Given the many challenges in manufacturing any one vaccine, Peter Marks, director of the Center for Biologics Evaluation and Research (CBER), agreed that multiple vaccines will need to be approved to meet global demand. As more vaccines move into clinical testing, FDA is working overtime to provide the best regulatory advice it can, and very quickly, he commented. Marks said that FDA is “willing to take certain calculated risks to get into phase 1,” and will accept novel trial designs, particularly with vaccine platforms that have been used before. But preclinical testing still will have to be done, as FDA has to convince people that we’re “not taking shortcuts here.”

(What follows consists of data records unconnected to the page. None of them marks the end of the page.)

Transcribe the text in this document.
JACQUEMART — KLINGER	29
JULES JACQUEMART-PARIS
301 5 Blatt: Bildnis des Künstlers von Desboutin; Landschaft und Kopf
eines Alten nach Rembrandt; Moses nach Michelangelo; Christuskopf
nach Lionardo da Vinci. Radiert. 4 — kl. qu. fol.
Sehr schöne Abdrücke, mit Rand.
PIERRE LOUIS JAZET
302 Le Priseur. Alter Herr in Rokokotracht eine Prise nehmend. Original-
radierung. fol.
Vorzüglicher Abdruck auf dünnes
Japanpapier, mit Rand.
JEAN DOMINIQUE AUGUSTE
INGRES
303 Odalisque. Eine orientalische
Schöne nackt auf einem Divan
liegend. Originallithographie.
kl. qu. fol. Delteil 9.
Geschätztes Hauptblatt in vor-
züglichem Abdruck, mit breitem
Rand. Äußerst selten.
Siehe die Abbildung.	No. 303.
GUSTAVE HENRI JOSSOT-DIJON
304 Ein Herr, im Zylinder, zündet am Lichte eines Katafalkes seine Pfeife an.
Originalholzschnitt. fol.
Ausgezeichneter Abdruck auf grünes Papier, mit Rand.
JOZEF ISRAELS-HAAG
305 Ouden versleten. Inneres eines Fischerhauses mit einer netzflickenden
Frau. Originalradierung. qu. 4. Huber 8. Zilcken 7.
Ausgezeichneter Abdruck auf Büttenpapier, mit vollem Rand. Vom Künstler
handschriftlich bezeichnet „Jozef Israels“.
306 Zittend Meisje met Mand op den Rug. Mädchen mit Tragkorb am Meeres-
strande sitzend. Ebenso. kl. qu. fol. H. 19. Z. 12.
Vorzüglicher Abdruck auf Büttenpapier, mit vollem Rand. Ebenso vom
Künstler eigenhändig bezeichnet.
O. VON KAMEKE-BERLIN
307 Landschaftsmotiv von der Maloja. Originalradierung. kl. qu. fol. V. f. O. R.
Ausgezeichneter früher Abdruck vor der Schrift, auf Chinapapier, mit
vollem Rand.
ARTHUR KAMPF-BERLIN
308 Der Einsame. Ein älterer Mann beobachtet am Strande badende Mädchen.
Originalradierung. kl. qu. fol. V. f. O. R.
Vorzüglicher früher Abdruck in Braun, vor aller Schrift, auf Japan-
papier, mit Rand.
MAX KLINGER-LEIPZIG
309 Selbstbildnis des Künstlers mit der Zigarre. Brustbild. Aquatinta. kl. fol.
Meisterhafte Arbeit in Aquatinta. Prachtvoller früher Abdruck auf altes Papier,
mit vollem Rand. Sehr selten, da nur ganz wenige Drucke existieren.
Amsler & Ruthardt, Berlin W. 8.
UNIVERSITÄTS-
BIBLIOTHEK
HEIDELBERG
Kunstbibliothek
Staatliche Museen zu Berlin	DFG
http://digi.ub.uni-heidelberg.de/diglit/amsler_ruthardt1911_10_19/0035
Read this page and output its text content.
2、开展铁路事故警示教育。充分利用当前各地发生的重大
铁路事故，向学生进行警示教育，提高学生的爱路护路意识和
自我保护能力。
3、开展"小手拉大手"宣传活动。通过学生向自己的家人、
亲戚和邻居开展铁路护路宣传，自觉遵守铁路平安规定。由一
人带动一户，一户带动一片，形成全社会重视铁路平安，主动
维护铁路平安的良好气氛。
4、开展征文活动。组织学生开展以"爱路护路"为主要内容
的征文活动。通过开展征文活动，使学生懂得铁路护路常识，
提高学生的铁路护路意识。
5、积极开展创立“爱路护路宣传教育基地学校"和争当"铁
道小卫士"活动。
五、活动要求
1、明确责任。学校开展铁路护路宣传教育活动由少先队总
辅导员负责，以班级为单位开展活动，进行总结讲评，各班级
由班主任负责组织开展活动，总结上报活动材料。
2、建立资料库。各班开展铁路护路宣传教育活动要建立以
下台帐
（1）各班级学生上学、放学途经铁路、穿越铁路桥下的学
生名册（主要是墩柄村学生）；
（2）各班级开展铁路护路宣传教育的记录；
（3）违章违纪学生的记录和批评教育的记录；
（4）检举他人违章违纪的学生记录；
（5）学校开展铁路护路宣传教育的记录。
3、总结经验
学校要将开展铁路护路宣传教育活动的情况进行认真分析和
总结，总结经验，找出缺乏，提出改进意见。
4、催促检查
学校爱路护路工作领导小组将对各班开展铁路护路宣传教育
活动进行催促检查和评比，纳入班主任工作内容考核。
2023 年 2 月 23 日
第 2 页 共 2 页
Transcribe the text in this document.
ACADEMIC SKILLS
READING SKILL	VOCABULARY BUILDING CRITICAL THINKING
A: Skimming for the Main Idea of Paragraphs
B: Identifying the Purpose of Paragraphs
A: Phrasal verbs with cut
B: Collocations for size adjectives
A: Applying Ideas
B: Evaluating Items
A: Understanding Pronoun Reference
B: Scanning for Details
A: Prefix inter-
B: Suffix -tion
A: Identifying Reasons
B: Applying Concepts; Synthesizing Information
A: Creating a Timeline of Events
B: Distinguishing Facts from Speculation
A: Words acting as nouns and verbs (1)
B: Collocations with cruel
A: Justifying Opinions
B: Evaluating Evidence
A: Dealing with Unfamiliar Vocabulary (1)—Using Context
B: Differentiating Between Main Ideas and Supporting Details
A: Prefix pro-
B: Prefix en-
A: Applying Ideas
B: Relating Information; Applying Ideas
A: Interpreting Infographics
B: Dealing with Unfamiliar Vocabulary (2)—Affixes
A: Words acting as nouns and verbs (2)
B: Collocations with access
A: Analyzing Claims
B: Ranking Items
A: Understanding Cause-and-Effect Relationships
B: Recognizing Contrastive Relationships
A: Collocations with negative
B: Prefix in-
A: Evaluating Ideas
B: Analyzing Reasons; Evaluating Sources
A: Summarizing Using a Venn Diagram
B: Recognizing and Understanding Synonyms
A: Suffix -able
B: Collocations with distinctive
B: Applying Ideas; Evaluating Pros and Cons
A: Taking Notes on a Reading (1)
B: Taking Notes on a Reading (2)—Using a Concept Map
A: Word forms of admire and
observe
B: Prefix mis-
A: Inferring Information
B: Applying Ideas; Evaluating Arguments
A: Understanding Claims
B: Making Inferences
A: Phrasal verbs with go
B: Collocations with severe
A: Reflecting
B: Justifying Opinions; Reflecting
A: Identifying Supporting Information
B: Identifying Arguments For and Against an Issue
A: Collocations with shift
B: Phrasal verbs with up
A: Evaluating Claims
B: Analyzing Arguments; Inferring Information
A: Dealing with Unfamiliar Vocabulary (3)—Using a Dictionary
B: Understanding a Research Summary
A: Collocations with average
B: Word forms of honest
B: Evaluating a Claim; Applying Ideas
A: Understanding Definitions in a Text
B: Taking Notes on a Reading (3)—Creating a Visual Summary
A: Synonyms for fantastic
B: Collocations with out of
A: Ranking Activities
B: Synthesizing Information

Fauci emphasized the importance of coordinating clinical trials for the many different vaccine candidates and the need for consistent protocols to gain definitive answers about whether a candidate works or not. Without complete clinical trials, he worries that researchers may get a signal that “strongly indicates” a response, but “doesn’t nail it down.” He recommends that sponsors utilize clinical research networks in locations with high incidences of COVID cases to facilitate obtaining clear results. Marks similarly advised sponsors to “go where the cases are – not the traditional sites,” acknowledging that widespread infection rates, ironically, should facilitate getting needed answers. And while sponsors should “space out” trials to different locations to avoid bias, study endpoints should be similar enough to be able to compare results from different trials.
While the medical community reports that many patients are recovering from COVID by mounting a strong immune response to the virus, Marks acknowledges that scientists still have only a limited understanding of what will constitute long-term, definitive protection. This vaccine expert admits to having “great concerns” about a second pandemic wave this fall and winter and hopes to have some viable treatment by then. He’d be very pleased with a vaccine with strong efficacy data, and one that could get to herd immunity “would be really nice,” he commented. But regulators and researchers will take any preventive that indicates it can help get the pandemic under control, even, at this point, with only limited assurances for long-term success.